Ele foi incluído na lista das 50 maiores personalidades do século XX por ser o criador de um sistema operacional de código aberto chamado Linux, um clone de Unix, e que catalisou a comunidade internacional dos hackers. A marca desse sistema, um pingüim chamado Tux, tornou-se presença obrigatória em todas as publicações de informática do mundo inteiro e virou o símbolo de toda uma geração de programadores que viviam à margem da poderosa indústria americana de software.

Seu método de trabalho, o faça&divulgue, conquistou a simpatia de um gigantesco exército de colaboradores, que foram aderindo ao longo dos anos para compor uma informal empresa da Internet e que é hoje a maior fábrica de software do planeta. Nenhuma companhia hoje pode rivalizar seu poderio, numérica ou operacionalmente.

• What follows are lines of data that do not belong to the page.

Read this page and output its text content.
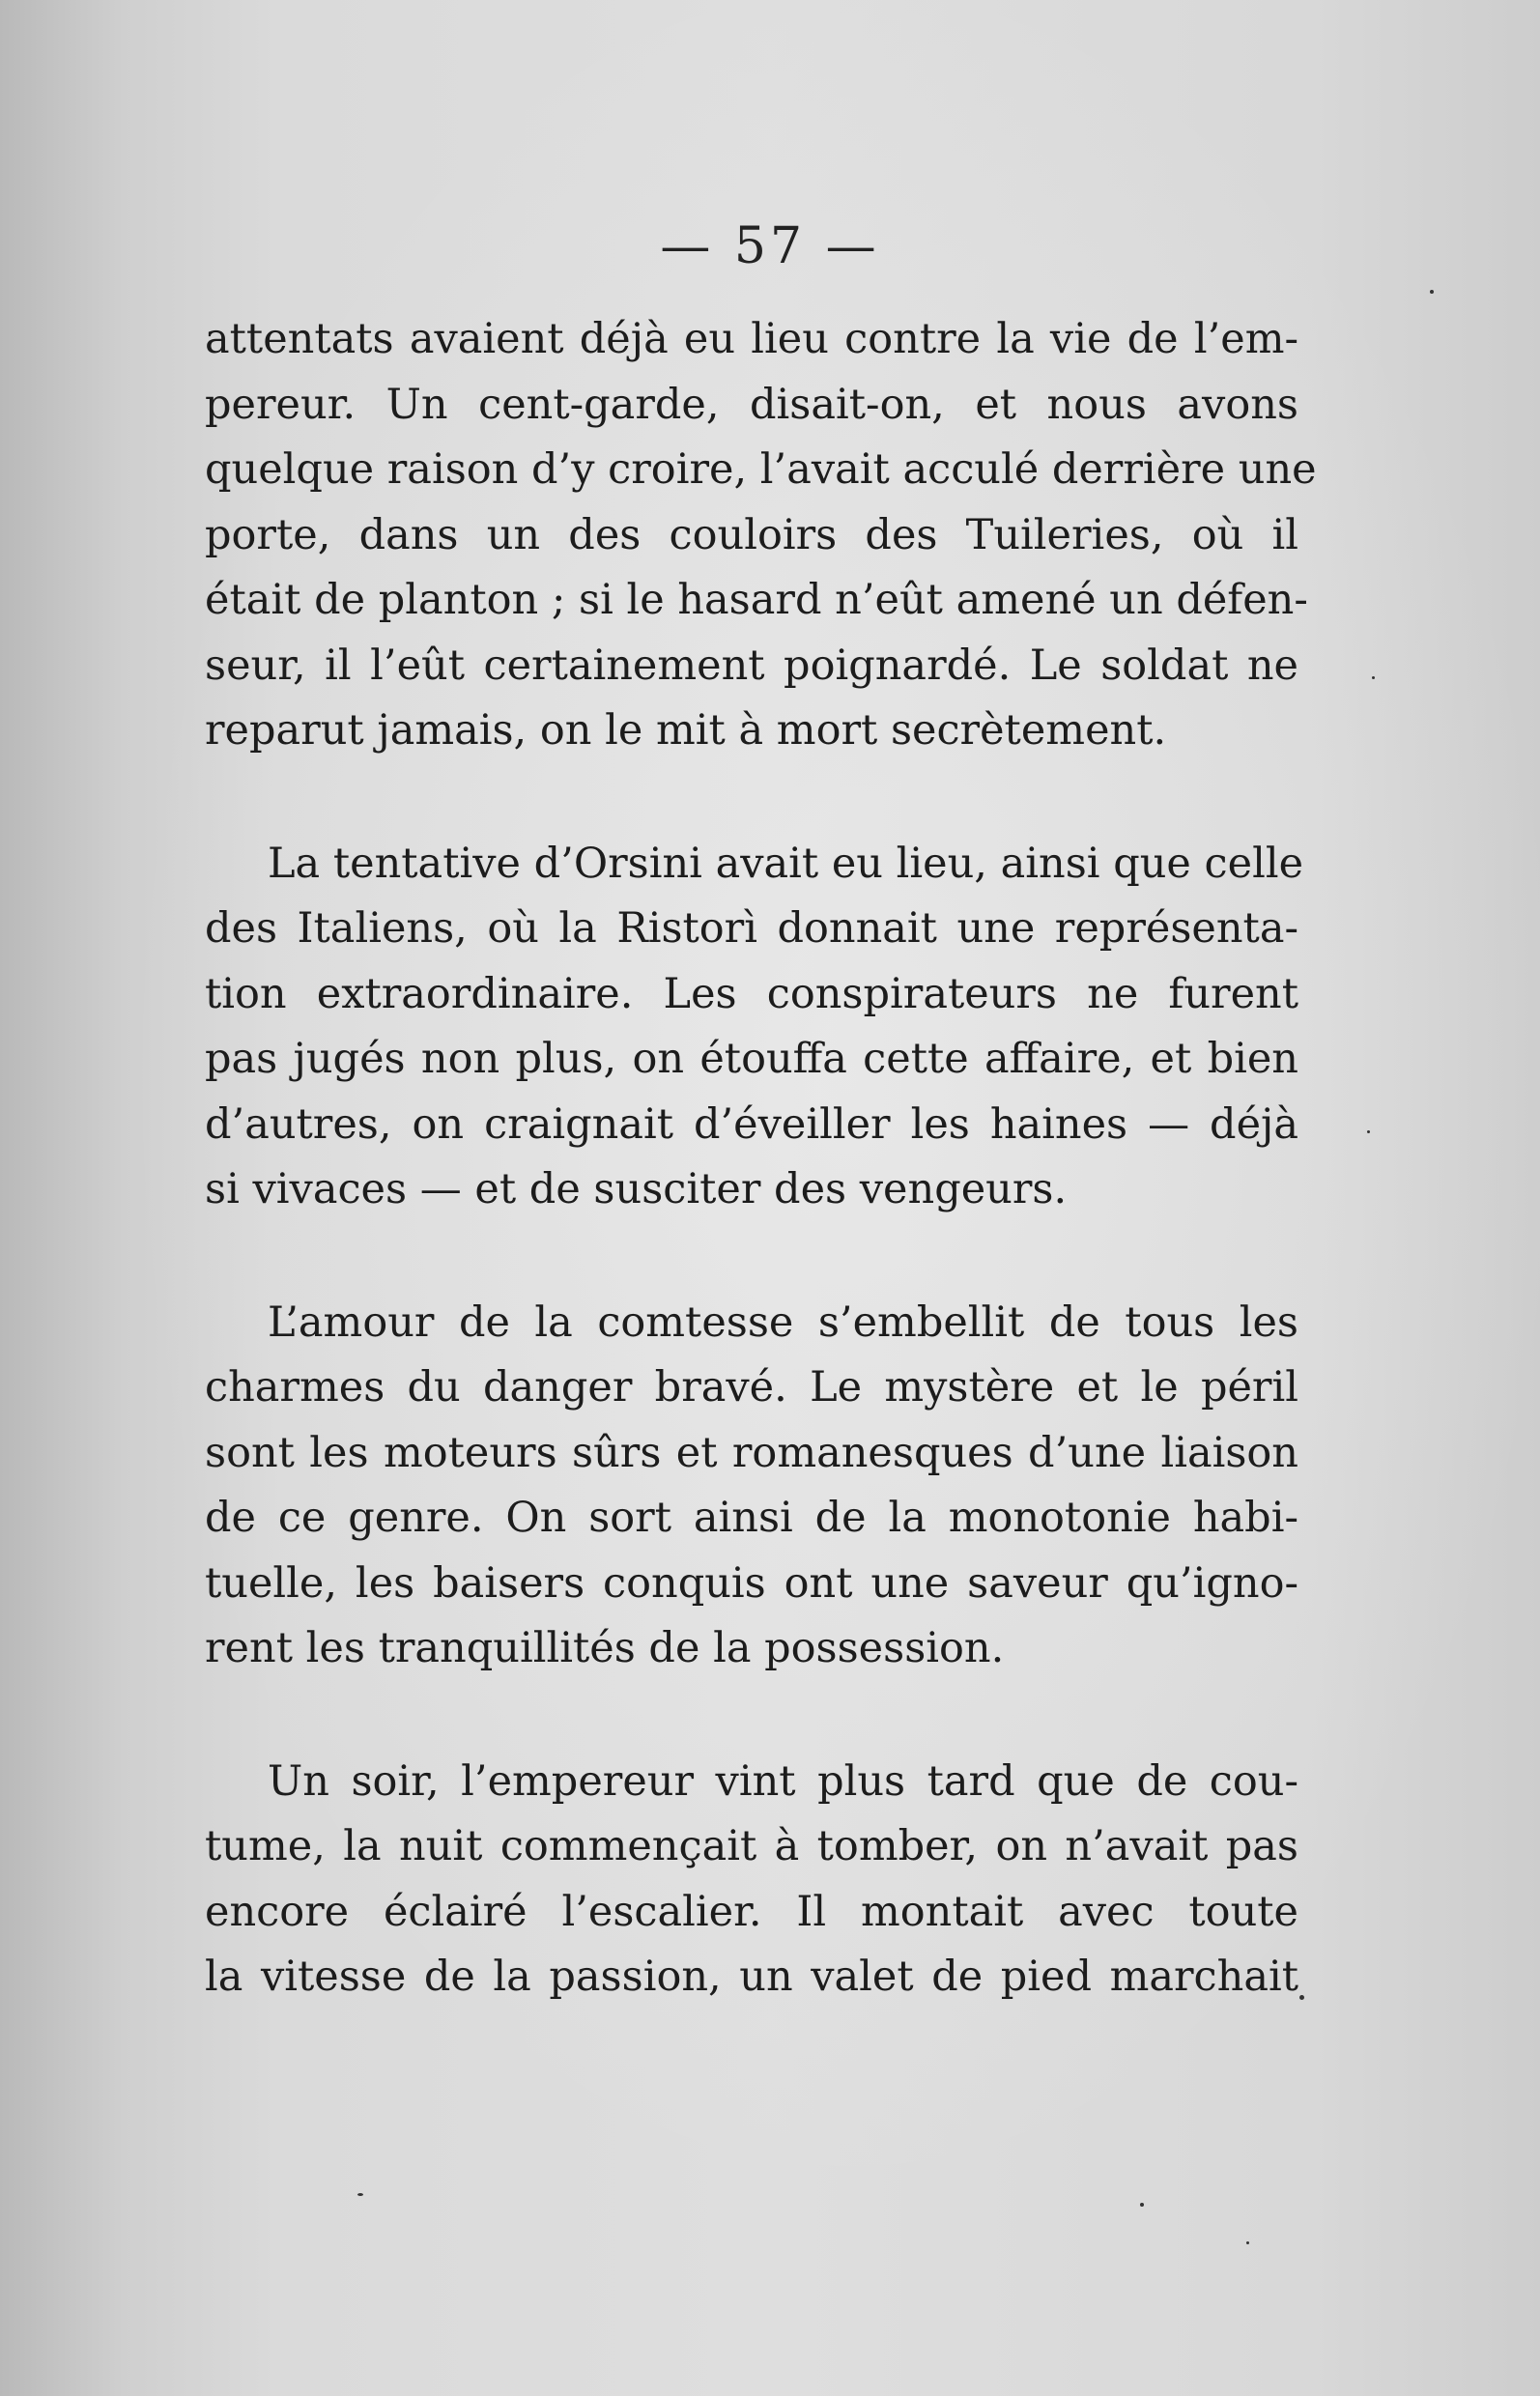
— 57 —
attentats avaient déjà eu lieu contre la vie de l’em-
pereur. Un cent-garde, disait-on, et nous avons
quelque raison d’y croire, l’avait acculé derrière une
porte, dans un des couloirs des Tuileries, où il
était de planton ; si le hasard n’eût amené un défen-
seur, il l’eût certainement poignardé. Le soldat ne
reparut jamais, on le mit à mort secrètement.
La tentative d’Orsini avait eu lieu, ainsi que celle
des Italiens, où la Ristorì donnait une représenta-
tion extraordinaire. Les conspirateurs ne furent
pas jugés non plus, on étouffa cette affaire, et bien
d’autres, on craignait d’éveiller les haines — déjà
si vivaces — et de susciter des vengeurs.
L’amour de la comtesse s’embellit de tous les
charmes du danger bravé. Le mystère et le péril
sont les moteurs sûrs et romanesques d’une liaison
de ce genre. On sort ainsi de la monotonie habi-
tuelle, les baisers conquis ont une saveur qu’igno-
rent les tranquillités de la possession.
Un soir, l’empereur vint plus tard que de cou-
tume, la nuit commençait à tomber, on n’avait pas
encore éclairé l’escalier. Il montait avec toute
la vitesse de la passion, un valet de pied marchait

Esse imenso e ruidoso grupo, guiado por sua batuta, tem hoje uma base de usuários estimada em 30 milhões de pessoas pelo mundo afora e não pára de crescer.

Esse finlandês, Linus Torvalds, causou um estrago sem precedentes e é o responsável direto pela quebra do tirânico monopólio da Microsoft, o que terminou elevando-o à categoria de herói da sociedade da informação e figura obrigatória na mídia. Quando em 1991, na cidade de Helsinque, Linus anunciou ao mundo o nascimento do Linux, ninguém podia prever um crescimento tão avassalador para um projeto de sistema operacional. Muitos especialistas e os principais institutos de pesquisa apontam que até 2004 ele será o sistema operacional dominante em todo o mundo e mais ninguém se atreve a duvidar desses números. Ainda há muito trabalho a ser feito, mas sabe-se que governos, empresas e usuários domésticos já esperam pelo dia em que comprarão máquinas com Linux pré-instalado de fábrica. Em 1998, ele mudou-se com a família para o Vale do Silício, na Califórnia, para trabalhar na Transmeta Corporation, empresa que desenvolveu o primeiro microprocessador baseado em software.

Aperfeiçoar o Linux continua sendo sua paixão. Torvalds passa todas as noites muitas horas conectado, discutindo novas idéias e projetos para melhorar sua extraordinária criação: "Se não há troca de idéias e ideais, eles se tornam inúteis, divulgá-los é o que os torna fortes", salienta Linus, em entrevista exclusiva concedida a Andrea Fabiana Flores, colaboradora da Revista do Linux.

Revista do Linux — O fato de você ser uma celebridade que chama a atenção da imprensa certamente ajuda a difundir a idéia do software de livre distribuição. Por outro lado, desenvolver o kernel e atender a muitas palestras envolve tempo. Você encara essa situação como parte do progresso do mundo Linux ou preferia a época em que você era famoso apenas na comunidade dos hackers? Como você equilibra seu tempo?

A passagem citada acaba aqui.